I would not bother with that.
The hon. and learned Lady is absolutely right. This is the irony—or the hypocrisy—of the Government’s position. [Interruption.] I said “of the Government’s position”; I am being very careful.
I find it incomprehensible that the Government would not want to proceed in the direction of my new clause. It is the simplest way of making sure that Prorogation is a proceeding in Parliament, and there would be no need for the ouster clause in the Bill, which many people have suggested to us is unlikely to work and is a nugatory piece of legislation.
We should also bear in mind that the Commonwealth has shown us plenty of examples of Prorogation being fiercely contested. In Australia in 1975, the Governor-General, John Kerr, removed the Labor Prime Minister, Gough Whitlam, and then prorogued Parliament before the House of Representatives, which was controlled by the Labor party, could pass a motion of no confidence in Malcolm Fraser. That was a deliberate use of the Prorogation process to prevent proper scrutiny. In Canada in 2008, the Conservative Prime Minister of a minority Government, Stephen Harper, ordered a Prorogation to avoid a no confidence motion in himself—yet another example of the use of a process which I think is a means of trying to prevent proper parliamentary scrutiny.
One of the ironies of the situation that we have in the British constitution is that if the Bill goes forward as the Government plan and without the measure relating to Prorogation, there will be no real requirement that Parliament should ever sit. The Meeting of Parliament Act 1694 says that we should have Parliaments every three years; that is all that we would be relying on as a legislative means. It is true that the Bill of Rights requires taxation to be subject to Parliament’s sitting, and also requires that a standing Army must be endorsed every five years.

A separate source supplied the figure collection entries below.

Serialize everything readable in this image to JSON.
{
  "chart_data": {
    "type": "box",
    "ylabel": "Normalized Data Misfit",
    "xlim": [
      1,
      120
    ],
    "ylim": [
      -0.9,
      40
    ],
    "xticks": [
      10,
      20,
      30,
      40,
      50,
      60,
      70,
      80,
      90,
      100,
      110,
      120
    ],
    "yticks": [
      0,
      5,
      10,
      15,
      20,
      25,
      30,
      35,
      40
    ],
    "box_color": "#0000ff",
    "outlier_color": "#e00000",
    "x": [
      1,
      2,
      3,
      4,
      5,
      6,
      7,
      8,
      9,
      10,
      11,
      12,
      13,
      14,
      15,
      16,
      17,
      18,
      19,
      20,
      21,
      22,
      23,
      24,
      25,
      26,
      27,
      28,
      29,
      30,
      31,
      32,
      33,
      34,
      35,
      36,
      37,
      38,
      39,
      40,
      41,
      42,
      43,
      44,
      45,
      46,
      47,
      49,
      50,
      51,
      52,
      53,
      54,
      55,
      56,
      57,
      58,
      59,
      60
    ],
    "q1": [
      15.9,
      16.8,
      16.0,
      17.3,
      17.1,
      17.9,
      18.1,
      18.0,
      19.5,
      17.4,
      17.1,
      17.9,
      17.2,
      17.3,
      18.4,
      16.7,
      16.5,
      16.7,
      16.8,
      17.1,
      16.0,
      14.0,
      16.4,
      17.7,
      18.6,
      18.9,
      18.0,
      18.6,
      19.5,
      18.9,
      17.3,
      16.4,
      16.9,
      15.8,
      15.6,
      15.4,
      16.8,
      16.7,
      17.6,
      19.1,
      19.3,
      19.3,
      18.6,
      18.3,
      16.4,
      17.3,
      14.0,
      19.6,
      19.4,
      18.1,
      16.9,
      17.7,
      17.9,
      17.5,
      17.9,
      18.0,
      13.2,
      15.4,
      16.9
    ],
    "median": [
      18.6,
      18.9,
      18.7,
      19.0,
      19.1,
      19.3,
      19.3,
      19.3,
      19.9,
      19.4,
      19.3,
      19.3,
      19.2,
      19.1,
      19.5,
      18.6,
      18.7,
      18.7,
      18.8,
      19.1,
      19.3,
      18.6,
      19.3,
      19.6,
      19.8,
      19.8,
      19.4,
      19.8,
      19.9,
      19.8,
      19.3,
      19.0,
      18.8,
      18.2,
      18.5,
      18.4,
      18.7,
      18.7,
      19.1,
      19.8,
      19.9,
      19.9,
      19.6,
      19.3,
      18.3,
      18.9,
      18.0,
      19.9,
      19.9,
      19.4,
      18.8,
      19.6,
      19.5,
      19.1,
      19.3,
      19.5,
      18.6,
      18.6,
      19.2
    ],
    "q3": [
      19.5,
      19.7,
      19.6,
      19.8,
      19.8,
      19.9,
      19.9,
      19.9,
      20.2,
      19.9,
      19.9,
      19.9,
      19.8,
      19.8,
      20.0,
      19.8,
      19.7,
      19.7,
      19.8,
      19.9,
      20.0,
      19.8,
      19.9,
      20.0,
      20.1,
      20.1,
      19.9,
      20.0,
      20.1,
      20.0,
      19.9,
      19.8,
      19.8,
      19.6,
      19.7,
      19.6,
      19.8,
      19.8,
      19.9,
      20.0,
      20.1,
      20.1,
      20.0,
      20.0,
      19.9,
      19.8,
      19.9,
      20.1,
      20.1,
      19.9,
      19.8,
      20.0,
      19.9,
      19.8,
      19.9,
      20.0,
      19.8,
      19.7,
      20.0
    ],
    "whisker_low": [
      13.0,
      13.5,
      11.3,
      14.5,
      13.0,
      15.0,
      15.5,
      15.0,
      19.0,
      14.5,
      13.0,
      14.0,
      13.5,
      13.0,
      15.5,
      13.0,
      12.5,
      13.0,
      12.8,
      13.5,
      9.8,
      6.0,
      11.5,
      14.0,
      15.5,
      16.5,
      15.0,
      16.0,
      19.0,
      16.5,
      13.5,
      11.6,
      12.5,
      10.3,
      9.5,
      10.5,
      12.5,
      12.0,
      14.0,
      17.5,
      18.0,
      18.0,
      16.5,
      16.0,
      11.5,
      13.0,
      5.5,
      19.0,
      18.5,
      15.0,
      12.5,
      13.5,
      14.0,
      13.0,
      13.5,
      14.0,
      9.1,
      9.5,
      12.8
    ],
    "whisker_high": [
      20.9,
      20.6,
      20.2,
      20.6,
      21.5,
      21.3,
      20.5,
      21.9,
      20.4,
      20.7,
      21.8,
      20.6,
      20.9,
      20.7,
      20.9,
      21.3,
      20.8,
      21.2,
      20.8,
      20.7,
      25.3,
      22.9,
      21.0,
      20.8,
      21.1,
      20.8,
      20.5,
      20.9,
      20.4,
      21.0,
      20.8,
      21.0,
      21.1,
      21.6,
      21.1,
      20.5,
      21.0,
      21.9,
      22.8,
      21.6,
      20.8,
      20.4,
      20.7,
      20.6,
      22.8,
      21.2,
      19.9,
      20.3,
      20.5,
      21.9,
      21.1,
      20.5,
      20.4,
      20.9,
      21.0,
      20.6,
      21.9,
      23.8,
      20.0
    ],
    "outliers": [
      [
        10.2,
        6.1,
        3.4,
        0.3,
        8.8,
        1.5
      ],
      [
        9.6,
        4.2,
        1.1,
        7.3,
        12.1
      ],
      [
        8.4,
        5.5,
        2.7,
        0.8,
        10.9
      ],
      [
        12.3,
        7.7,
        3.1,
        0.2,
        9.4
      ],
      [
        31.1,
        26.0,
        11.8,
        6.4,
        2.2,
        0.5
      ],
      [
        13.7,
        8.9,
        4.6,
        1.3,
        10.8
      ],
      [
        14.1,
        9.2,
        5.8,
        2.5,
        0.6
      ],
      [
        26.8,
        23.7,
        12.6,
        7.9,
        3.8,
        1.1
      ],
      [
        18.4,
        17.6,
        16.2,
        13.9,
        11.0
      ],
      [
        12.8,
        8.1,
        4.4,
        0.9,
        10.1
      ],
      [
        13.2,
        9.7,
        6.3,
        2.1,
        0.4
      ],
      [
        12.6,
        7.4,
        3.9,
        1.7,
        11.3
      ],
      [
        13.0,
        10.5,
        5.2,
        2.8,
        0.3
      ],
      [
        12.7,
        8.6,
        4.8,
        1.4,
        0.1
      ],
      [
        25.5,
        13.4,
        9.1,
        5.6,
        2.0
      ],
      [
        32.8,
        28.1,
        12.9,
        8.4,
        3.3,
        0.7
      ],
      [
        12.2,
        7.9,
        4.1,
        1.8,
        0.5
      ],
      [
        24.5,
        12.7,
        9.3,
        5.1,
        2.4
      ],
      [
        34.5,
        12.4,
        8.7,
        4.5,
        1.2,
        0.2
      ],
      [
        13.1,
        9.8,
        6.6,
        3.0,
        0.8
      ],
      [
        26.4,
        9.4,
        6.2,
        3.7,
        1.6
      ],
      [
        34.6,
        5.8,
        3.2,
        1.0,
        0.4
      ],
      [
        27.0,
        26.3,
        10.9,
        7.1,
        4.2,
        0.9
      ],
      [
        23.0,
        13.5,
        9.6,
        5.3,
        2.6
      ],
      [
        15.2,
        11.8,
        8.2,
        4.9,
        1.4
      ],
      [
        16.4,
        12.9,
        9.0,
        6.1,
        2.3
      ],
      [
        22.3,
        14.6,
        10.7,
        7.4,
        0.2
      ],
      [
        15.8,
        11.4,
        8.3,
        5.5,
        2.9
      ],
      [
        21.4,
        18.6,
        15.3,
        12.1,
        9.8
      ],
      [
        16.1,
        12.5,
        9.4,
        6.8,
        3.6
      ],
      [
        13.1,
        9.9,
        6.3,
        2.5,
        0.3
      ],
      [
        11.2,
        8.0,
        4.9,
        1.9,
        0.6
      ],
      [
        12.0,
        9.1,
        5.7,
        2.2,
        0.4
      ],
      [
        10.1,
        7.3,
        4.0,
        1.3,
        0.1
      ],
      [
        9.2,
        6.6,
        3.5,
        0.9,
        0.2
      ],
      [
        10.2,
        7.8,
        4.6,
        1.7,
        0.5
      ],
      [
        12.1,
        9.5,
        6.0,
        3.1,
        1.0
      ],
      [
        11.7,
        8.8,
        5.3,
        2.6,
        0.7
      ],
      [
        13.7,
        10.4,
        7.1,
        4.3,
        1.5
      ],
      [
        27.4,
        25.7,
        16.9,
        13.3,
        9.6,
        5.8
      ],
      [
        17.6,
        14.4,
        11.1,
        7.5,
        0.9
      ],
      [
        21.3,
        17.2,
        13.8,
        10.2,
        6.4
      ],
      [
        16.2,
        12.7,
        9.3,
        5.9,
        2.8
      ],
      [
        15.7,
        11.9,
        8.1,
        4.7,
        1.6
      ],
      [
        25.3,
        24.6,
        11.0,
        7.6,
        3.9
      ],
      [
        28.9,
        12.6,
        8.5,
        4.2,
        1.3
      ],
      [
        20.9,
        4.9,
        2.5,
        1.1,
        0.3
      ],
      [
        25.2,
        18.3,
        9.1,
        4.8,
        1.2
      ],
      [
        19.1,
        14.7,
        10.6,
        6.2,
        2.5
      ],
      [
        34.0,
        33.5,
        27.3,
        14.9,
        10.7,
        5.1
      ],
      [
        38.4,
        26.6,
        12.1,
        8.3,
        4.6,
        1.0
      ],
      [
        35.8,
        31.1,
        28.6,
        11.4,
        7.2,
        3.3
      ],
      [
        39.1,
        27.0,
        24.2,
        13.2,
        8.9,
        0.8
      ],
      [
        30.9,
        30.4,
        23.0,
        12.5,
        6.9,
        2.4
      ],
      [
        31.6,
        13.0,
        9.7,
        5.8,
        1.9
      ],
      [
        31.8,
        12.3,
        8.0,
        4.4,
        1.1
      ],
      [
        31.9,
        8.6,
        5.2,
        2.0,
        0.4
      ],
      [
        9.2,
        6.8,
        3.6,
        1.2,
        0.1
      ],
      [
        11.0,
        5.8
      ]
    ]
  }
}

However, the Supreme Court made the very good point that these practical considerations are scant reassurance, because Parliament could just sit very briefly to deal with those matters.
In short, Madam Deputy Speaker—or “in long”, actually—my point is simple: the best way to ensure that Prorogation is not abused by the Executive, and to ensure that the courts do not interfere in political processes that should remain within the political sphere, is to ensure that there is a vote in Parliament before Prorogation. The only way we can have that vote in Parliament before Prorogation is to debate it later today, and the only way we can do that is to vote in favour of my motion of instruction.